(334j) Impact of Oleic Acid, the Degradation Product of the Excipient Polysorbate 80, on the Interfacial Composition in High Concentration Monoclonal Antibody Formulations

The adsorption of monoclonal antibodies (mAbs) to air/water interfaces is a well-recognized pathway for aggregation and particle formation in therapeutic protein formulations. Surfactants such as polysorbate 80 (PS80) are commonly employed as excipients to mitigate this risk by preferentially occupying the air–water interface. However, in high-concentration protein formulations, PS80 is more susceptible to enzymatic degradation, leading to the release of surface-active fatty acid byproducts such as oleic acid (OA). Despite the wide-spread use of PS80 as an excipient, the interfacial role of OA in the competitive adsorption of PS80 and mAb remains poorly characterized. In this study, we investigate how OA influences interfacial composition and competitive adsorption in monoclonal antibody (mAb) formulations across a range of polysorbate 80 (PS80) concentrations.
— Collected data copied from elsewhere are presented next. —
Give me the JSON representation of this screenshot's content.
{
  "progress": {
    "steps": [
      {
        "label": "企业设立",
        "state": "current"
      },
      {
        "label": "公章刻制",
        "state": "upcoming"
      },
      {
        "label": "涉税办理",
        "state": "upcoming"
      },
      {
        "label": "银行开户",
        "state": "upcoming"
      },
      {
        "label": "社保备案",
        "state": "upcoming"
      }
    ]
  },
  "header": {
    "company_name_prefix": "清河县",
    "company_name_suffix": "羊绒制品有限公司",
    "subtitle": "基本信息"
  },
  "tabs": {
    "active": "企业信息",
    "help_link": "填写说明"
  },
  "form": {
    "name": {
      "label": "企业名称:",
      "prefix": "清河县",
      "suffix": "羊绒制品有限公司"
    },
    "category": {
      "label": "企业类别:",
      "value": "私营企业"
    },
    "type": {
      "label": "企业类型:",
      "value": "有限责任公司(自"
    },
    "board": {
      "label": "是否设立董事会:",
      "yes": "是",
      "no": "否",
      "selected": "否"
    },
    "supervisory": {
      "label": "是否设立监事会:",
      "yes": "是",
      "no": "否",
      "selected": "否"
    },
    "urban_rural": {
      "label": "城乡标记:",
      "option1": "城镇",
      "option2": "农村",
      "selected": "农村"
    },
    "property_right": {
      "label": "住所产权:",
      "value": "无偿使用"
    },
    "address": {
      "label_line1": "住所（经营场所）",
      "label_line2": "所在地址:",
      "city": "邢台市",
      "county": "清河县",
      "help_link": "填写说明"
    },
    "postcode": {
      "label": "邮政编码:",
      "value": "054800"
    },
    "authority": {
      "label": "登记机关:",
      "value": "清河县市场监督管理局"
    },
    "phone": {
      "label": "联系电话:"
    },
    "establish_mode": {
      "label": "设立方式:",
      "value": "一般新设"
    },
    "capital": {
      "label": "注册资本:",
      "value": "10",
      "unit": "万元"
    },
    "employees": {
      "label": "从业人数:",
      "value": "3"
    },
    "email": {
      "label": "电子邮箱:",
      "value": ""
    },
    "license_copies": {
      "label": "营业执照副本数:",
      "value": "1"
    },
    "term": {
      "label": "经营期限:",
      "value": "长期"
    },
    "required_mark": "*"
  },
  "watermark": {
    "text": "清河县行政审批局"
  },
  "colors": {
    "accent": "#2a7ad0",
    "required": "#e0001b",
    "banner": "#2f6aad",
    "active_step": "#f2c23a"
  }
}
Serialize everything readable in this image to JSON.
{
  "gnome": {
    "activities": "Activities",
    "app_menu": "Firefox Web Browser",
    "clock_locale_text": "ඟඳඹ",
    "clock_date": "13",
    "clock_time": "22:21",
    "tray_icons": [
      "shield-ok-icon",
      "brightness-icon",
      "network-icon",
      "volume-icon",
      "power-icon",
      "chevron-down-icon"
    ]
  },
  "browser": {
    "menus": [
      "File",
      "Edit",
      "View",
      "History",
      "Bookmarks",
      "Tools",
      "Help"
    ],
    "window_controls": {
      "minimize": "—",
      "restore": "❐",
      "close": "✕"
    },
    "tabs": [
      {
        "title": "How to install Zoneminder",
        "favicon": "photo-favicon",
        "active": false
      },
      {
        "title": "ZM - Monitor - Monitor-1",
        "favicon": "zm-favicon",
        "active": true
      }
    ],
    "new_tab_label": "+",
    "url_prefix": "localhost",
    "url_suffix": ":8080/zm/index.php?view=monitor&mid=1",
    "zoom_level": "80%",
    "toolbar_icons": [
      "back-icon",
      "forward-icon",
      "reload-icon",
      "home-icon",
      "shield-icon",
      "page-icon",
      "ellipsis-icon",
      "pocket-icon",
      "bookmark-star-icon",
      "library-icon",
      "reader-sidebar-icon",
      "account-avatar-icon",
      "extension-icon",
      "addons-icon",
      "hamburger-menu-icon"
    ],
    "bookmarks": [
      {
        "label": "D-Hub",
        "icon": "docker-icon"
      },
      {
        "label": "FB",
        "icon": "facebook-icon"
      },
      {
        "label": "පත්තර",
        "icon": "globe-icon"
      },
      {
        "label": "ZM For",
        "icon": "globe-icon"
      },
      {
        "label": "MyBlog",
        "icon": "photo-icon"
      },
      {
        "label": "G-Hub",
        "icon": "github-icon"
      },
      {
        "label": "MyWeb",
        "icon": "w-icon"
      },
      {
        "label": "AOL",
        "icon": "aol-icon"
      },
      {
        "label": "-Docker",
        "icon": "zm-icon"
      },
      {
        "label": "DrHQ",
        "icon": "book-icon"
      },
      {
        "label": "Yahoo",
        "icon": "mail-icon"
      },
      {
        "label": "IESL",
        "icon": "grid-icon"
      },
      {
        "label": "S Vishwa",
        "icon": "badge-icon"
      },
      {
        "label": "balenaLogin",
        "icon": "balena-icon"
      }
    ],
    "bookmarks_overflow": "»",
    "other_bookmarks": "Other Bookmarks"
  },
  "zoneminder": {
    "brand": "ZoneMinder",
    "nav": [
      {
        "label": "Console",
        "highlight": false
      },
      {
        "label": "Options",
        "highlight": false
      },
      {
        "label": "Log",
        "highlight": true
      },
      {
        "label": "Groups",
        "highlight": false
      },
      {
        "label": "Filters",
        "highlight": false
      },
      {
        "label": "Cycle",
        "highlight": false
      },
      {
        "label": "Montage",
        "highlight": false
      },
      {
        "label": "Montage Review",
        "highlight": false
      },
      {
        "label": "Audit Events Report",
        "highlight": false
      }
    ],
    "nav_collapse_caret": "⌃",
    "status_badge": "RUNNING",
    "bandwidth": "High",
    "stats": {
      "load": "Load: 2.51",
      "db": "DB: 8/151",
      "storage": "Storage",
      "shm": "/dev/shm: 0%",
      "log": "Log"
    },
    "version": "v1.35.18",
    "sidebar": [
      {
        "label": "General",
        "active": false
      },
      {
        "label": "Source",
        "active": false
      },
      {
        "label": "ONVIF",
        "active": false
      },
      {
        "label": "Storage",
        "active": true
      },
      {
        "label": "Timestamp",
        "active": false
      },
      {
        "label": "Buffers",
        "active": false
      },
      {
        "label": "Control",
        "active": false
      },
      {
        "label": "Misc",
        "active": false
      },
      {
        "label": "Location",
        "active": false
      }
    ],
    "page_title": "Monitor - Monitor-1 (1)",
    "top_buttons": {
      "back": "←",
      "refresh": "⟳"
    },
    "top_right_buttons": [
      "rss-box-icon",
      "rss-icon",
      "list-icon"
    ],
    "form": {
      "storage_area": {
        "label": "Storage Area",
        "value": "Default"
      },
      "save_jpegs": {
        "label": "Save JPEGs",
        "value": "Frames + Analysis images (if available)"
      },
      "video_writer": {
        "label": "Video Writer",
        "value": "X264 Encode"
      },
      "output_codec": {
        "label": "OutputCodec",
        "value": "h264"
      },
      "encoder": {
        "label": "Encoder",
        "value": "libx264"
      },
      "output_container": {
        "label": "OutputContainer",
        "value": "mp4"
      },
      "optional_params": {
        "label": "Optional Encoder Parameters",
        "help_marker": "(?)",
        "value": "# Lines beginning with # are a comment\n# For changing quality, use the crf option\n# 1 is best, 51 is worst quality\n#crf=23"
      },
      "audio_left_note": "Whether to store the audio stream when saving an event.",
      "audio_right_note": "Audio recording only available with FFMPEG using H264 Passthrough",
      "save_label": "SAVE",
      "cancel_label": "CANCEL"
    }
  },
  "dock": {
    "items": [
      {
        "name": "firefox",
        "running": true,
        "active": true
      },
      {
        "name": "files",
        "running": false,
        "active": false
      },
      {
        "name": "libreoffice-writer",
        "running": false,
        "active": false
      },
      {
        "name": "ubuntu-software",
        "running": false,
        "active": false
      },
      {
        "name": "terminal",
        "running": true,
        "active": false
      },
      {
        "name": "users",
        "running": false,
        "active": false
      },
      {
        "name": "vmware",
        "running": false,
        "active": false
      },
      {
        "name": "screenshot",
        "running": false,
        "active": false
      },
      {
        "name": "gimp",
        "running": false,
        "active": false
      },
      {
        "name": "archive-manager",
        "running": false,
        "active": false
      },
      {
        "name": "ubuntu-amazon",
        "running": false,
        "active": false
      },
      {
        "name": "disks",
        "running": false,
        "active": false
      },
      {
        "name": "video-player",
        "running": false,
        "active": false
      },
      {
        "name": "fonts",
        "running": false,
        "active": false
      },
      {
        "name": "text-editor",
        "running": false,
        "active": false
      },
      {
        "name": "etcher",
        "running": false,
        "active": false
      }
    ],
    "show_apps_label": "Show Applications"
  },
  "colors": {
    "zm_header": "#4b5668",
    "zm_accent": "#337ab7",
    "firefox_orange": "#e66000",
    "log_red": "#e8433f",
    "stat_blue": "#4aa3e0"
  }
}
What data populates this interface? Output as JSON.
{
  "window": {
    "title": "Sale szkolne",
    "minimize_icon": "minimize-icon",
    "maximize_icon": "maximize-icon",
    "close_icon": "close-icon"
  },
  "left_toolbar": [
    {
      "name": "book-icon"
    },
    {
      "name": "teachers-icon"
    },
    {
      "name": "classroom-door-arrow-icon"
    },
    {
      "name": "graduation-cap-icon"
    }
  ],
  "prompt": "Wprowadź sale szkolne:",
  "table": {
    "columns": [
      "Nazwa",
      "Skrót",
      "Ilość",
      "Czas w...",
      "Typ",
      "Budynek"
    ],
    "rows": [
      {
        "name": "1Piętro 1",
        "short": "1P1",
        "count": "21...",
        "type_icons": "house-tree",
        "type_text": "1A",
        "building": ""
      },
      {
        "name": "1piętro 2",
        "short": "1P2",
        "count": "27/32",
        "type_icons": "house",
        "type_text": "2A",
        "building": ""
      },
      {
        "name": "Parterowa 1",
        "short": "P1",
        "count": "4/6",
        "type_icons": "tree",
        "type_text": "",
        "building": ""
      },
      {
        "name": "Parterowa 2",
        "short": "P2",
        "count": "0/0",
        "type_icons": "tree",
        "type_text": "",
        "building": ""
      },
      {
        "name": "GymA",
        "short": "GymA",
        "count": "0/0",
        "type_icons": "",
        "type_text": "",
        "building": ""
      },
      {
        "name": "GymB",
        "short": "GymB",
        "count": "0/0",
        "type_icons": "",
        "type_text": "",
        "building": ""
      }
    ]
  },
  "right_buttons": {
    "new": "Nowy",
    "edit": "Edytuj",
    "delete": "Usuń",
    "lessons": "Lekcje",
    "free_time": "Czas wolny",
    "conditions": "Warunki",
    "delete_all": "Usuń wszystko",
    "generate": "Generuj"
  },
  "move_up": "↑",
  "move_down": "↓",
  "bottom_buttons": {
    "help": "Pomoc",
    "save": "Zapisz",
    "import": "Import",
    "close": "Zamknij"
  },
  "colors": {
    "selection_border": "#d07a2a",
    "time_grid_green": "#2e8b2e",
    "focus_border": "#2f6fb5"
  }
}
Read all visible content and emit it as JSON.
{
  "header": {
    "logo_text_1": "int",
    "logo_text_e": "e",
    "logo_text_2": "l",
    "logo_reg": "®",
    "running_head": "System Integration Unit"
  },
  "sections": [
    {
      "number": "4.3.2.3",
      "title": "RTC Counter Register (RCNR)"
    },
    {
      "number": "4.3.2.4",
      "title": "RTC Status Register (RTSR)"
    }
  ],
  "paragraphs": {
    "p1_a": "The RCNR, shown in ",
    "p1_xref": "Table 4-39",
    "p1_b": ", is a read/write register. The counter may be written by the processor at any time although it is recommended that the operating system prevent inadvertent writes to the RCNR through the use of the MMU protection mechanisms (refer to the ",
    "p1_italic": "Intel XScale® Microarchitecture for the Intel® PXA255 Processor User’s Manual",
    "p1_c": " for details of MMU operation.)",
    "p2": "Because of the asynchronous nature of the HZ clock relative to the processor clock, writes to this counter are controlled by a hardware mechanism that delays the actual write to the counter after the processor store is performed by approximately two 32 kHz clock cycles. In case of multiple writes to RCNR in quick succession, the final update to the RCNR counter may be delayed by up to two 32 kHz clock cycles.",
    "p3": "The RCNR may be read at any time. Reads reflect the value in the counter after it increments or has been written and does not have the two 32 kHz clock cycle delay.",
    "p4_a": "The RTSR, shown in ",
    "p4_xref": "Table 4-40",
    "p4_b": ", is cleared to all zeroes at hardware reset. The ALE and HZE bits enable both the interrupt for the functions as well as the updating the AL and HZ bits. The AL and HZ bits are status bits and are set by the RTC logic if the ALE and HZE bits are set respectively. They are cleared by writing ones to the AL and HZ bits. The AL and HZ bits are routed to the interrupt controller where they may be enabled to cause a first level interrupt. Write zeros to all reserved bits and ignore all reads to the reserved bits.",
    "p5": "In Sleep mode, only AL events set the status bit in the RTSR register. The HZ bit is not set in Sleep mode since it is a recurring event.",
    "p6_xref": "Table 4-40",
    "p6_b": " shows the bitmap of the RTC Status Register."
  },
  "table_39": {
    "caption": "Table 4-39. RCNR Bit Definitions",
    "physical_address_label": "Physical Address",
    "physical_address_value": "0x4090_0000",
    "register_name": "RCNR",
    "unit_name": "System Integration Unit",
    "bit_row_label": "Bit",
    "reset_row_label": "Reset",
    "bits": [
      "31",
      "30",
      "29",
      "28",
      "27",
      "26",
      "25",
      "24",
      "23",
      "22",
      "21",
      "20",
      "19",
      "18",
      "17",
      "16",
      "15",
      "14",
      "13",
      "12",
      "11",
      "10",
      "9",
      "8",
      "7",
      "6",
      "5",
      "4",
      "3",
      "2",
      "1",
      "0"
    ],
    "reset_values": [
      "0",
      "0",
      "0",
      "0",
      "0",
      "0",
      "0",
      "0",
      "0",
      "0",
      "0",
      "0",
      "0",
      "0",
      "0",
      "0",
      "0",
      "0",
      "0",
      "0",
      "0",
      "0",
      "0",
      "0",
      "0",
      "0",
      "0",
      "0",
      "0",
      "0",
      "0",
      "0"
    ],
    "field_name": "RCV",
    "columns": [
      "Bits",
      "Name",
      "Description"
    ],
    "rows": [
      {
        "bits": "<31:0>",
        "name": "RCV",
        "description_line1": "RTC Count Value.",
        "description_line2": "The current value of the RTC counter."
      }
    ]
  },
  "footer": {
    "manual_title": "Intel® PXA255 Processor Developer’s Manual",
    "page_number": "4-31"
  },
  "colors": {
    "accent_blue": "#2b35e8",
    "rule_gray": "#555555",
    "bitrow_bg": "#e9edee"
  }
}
First, in separate experiments of mixtures of only PS80 and OA, when PS80 is above its critical micelle concentration (CMC), the PS80 micelles accommodate OA added to the solution to form mixed PS80-OA micelles. These mixed micelles adsorb to the air/water interface, forming a mixed monolayer that significantly lowers the equilibrium surface tension relative to solutions of only PS80. In addition, for fixed PS80 concentration above the CMC, the rate of tension reduction increases with an increase in the OA concentration. X-ray reflectivity measurements confirm the monolayers consist of both PS80 and OA, with the OA composition increasing with its bulk concentration.

In mixtures of mAb and only PS80, a critical concentration exists for which the interface is “protected” from mAb adsorption, i.e. the dynamic and equilibrium tensions of the mixture are identical to the PS80 only solutions. When OA is added to these already protecting formulations, surface tension and x-ray reflectivity measurements confirm the interface remains protected with mixed monolayers of PS80 and OA. Importantly, the addition of OA to the protecting PS80 formulation allows for more rapid reductions in tension.

In pharmaceutical practice, the PS80 enzymatically degrades in-situ. We examine the case in which for a given mAb concentration, the PS80 concentration initially protects the interface from mAb adsorption. To simulate degradation, we examine mixtures with increasingly lower concentrations of PS80 and increasingly higher concentration of OA. We find that the presence of OA, even for reducing concentrations of PS80, continues to protect the surface. However, at a critical mixture concentration, the PS80/OA mixture cannot protect the interface from mAb adsorption. These measurements of loss of protection provide a guide for the initial concentrations of PS80 necessary to protect the interface over extended times of degradation. The findings underscore the need to account for PS80 degradation products in the design of stable, high-concentration therapeutic formulations.